How Important is Emotional Intelligence for work-life balance? – PHASE
Perth Healthcare & Support Services

How Important is Emotional Intelligence for work-life balance?

The last blog looked at Emotional Intelligence (EI) is and its effects on future employee suitability. EI is an individual’s capacity to recognise their own and other people’s emotions, to discriminate between different feelings and label them appropriately. EI uses emotional information to guide thinking and behaviour and to manage and adjust emotions to adapt environments or achieve goals.

EI is a different way of being smart. It is a competency of star performers, which require some degree of skill in the realm of feeling, a sharp contrast to some cognitive abilities of programmed machinery.

Of the 4 areas of EI, we will focus on Social Skills based on the Ability Model. We will attempt to explore deeper into this area and bring out what this means to our growth and success. Ability Model places a lot of emphasis on processing information of an emotion nature to a wider cognition.


This is a new intelligence, the knowledge of emotions, and the ability to use it to influence others, as well as yourself. It sounds manipulative, but it’s the simple understanding that ‘smiling at people makes them smile back. This is an emotional act of reason and understanding, that responds and solicits a response from people, the environment, and day-to-day circumstances.

The Ability Model covers 4 distinct areas of IE, namely:

EMOTIONAL PERCEPTION – this first step of understanding emotions, to accurately perceive them. In many instances, this may involve understanding the nonverbal as well as the verbal gestures, such as body language, facial expressions, voice and tone of the voice. This includes the individual’s ability to recognise their emotional perceptions as well. As a matter of fact, the inability of people on the autism disorder spectrum with learning social cues is related to the limited ability to interpret emotions of others through their expressions. They lack the ability to ‘read’ facial and body language expressions of others that communicate feelings.

REASONING WITH EMOTIONS – this step uses emotions to promote thinking and cognitive ability. Emotions play a big part in decision making. They must be considered each time, thinking, and problem-solving take place.

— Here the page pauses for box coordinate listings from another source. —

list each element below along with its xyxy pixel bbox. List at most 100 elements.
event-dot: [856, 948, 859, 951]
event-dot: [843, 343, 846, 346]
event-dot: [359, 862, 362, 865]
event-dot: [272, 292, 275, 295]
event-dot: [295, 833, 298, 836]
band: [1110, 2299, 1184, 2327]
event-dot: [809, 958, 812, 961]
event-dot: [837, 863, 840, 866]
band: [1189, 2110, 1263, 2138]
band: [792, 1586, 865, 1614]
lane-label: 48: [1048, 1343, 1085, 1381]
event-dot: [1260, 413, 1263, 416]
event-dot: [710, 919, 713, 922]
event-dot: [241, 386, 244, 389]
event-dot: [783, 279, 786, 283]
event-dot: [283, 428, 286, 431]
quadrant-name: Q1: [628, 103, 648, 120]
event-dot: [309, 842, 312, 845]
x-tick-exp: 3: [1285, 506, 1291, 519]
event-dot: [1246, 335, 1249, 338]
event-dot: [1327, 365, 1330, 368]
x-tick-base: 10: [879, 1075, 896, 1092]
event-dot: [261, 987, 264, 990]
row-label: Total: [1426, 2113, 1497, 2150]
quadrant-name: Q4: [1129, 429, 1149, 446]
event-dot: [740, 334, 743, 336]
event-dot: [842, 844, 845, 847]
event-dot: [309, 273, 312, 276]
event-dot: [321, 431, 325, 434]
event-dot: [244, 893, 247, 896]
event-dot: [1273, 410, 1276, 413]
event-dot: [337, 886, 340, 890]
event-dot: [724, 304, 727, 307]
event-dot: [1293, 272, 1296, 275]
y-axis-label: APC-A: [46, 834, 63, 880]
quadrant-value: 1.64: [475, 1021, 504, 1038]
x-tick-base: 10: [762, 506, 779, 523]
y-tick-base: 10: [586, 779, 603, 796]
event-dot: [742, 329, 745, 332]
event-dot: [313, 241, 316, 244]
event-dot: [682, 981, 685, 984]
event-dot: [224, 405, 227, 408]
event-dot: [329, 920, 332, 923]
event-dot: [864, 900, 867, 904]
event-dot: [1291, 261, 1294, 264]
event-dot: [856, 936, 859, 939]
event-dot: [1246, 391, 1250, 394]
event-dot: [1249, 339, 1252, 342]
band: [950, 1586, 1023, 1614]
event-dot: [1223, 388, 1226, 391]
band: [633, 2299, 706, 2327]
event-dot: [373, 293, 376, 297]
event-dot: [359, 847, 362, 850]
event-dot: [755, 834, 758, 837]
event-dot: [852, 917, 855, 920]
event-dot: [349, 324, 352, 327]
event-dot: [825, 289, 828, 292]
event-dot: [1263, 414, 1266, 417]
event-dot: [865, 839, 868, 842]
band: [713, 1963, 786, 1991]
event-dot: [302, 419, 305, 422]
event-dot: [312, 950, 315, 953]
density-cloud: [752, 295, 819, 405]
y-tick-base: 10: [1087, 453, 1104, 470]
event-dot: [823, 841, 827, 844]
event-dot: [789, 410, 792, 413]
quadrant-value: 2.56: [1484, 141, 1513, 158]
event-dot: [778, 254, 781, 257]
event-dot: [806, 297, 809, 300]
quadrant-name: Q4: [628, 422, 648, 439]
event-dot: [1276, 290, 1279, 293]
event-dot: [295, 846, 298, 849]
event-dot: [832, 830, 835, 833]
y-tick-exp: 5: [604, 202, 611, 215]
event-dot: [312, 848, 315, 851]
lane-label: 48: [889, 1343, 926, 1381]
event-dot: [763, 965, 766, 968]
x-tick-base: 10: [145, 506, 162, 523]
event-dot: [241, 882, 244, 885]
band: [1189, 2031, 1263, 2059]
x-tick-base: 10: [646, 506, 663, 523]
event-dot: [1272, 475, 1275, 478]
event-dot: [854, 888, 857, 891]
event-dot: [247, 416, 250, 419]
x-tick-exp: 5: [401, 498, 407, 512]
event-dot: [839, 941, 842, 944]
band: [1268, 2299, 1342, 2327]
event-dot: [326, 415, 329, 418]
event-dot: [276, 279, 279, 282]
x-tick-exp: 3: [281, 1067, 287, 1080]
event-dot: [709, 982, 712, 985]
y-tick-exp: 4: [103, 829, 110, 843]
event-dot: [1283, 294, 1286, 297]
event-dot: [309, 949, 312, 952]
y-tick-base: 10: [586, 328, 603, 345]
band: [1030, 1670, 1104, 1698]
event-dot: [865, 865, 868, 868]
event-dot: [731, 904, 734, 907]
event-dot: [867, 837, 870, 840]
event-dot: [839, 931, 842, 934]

In practical terms, a child who knows emotions impact the outcome of a decision will plot when and what time to ask for permission from their parent. They know that when their parent is angry, stressed out and anxious, they are less likely to get a successful outcome when they seek for permission. However, when they use any goodwill their parent has to their advantage, they are more likely to get a successful outcome.

UNDERSTANDING EMOTIONS – emotions convey lots of information. This skill is built on the complexity of emotions. While many people have the ability to interpret basic emotional expressions, few have the nuance to recognise and understand emotional language. Appreciating that the emotions we perceive carry a wide variety of meaning helps us understand the emotional wellbeing of others and why it has occurred. The degree of understanding such a wide range of emotions includes the ability to perceive the shades of emotional states that exist, how different emotions interact with each and evolve over time. For instance, a message of anger may mean that an individual is treated unfairly. Understanding emotional states and the associated actions is an important aspect of this skill.

MANAGING EMOTIONS – this skill relates to the ability (or lack thereof) to regulate emotions in both themselves and others. Managing emotions at the highest level of the Ability Model and someone with high EI is expected to ‘manipulate’ the moods of themselves and others to achieve their goals. While emotional manipulation has a negative feel to it, used in a very positive way, it can serve important purposes. For example, a supervisor may recognise that an employee is struggling with something emotionally and its affecting their work. A pep-talk, heart-to-heart conversation may help motivate the employee by meeting their emotional needs. This example of emotional manipulation is positive both for the individual and the solving the problem of an ineffective worker.